Le 14 avril dernier, dans l’affaire Société de l’Acadie du NouveauBrunswick c. Le très honorable premier ministre du Canada1, la Cour du Banc de la Reine du Nouveau‑Brunswick (la « Cour »), sous la plume de sa juge en chef Tracey K. DeWare, tranchait affirmativement une importante question en matière de droits linguistiques : la personne occupant la fonction de lieutenant.e-gouverneur.e du Nouveau-Brunswick doit-elle être bilingue?

 

Contexte

Le 4 septembre 2019, sur l’avis du premier ministre, le Bureau du Conseil privé recommandait la nomination, par la gouverneure générale du Canada, de Brenda Louise Murphy, une unilingue anglophone, à titre de lieutenante-gouverneure du Nouveau-Brunswick. Conformément à la convention constitutionnelle au Canada, la gouverneure générale s’est pliée à cette recommandation et a signé le décret en conseil nommant Mme Murphy.
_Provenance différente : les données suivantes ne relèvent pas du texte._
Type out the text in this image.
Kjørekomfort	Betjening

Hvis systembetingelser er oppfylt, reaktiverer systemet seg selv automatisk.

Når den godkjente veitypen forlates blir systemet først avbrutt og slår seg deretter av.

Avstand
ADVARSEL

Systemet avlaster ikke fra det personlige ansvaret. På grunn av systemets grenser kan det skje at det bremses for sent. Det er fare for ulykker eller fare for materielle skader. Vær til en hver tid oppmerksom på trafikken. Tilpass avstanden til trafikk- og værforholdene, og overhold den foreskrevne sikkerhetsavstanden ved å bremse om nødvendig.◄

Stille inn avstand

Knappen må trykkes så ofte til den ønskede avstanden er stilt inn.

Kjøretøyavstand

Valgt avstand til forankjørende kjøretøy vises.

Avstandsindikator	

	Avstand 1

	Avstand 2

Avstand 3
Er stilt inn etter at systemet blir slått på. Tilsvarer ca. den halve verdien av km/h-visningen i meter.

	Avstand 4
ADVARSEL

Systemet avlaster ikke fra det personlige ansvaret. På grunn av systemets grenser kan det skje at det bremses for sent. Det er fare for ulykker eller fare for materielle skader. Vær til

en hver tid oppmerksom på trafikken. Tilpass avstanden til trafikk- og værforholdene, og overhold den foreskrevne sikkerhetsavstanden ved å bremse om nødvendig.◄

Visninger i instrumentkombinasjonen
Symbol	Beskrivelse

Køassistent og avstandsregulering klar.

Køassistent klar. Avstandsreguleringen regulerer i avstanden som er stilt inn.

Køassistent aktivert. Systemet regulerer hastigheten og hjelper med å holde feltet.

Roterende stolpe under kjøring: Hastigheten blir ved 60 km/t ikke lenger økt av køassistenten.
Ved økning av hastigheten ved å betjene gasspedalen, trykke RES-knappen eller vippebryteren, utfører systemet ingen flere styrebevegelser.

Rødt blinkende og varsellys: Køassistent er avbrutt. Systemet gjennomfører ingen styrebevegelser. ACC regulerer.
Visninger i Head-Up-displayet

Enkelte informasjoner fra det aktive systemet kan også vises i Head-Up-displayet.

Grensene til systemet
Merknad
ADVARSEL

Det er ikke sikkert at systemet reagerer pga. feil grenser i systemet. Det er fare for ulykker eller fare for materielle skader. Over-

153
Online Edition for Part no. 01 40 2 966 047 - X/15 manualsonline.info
La Société de l’Acadie du Nouveau-Brunswick a alors institué un recours sollicitant une ordonnance de la Cour déclarant que la recommandation du premier ministre relative à la nomination de Mme Murphy était inconstitutionnelle en ce qu’elle contrevenait aux paragraphes 16(2), 16.1(2), 18(2) et 20(2) de la Charte canadienne des droits et libertés (la « Charte ») d’une façon injustifiable en vertu de l’article premier de celle-ci.
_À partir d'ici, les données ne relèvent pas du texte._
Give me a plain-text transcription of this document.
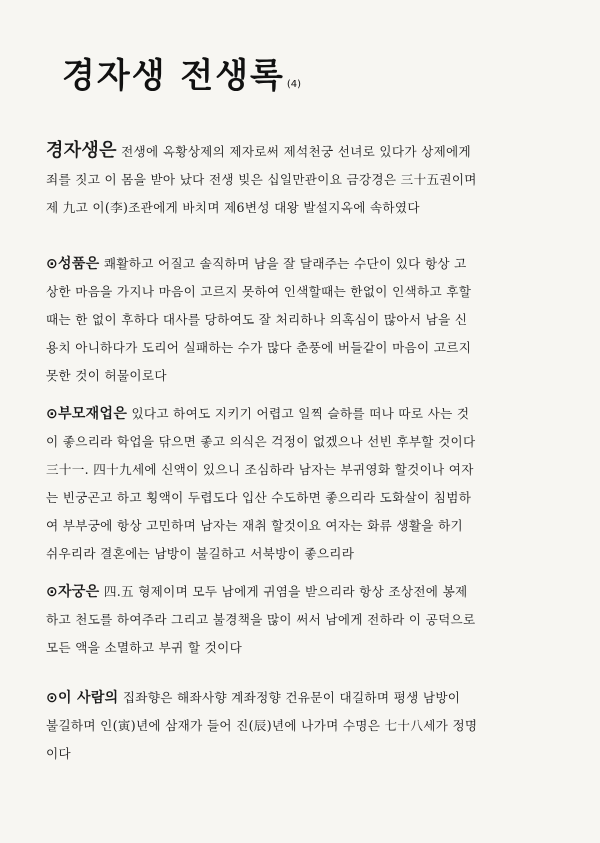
경자생 전생록 (4)
경자생은 전생에 옥황상제의 제자로써 제석천궁 선녀로 있다가 상제에게
죄를 짓고 이 몸을 받아 났다 전생 빚은 십일만관이요 금강경은 三十五권이며
제 九고 이(李)조관에게 바치며 제6변성 대왕 발설지옥에 속하였다
⊙성품은 쾌활하고 어질고 솔직하며 남을 잘 달래주는 수단이 있다 항상 고
상한 마음을 가지나 마음이 고르지 못하여 인색할때는 한없이 인색하고 후할
때는 한 없이 후하다 대사를 당하여도 잘 처리하나 의혹심이 많아서 남을 신
용치 아니하다가 도리어 실패하는 수가 많다 춘풍에 버들같이 마음이 고르지
못한 것이 허물이로다
⊙부모재업은 있다고 하여도 지키기 어렵고 일찍 슬하를 떠나 따로 사는 것
이 좋으리라 학업을 닦으면 좋고 의식은 걱정이 없겠으나 선빈 후부할 것이다
三十一. 四十九세에 신액이 있으니 조심하라 남자는 부귀영화 할것이나 여자
는 빈궁곤고 하고 횡액이 두렵도다 입산 수도하면 좋으리라 도화살이 침범하
여 부부궁에 항상 고민하며 남자는 재취 할것이요 여자는 화류 생활을 하기
쉬우리라 결혼에는 남방이 불길하고 서북방이 좋으리라
⊙자궁은 四.五 형제이며 모두 남에게 귀염을 받으리라 항상 조상전에 봉제
하고 천도를 하여주라 그리고 불경책을 많이 써서 남에게 전하라 이 공덕으로
모든 액을 소멸하고 부귀 할 것이다
⊙이 사람의 집좌향은 해좌사향 계좌정향 건유문이 대길하며 평생 남방이
불길하며 인(寅)년에 삼재가 들어 진(辰)년에 나가며 수명은 七十八세가 정명
이다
Le Nouveau-Brunswick est la seule province canadienne pour laquelle l’égalité des communautés linguistiques française et anglaise fait l’objet de telles garanties constitutionnelles.

 

La justiciabilité de la question 

Dans son jugement, la juge en chef DeWare accepte de se saisir de la question de savoir si l’avis du premier ministre ayant mené à la nomination de la lieutenante-gouverneure Murphy était conforme aux droits linguistiques conférés par la Charte à la population du Nouveau-Brunswick.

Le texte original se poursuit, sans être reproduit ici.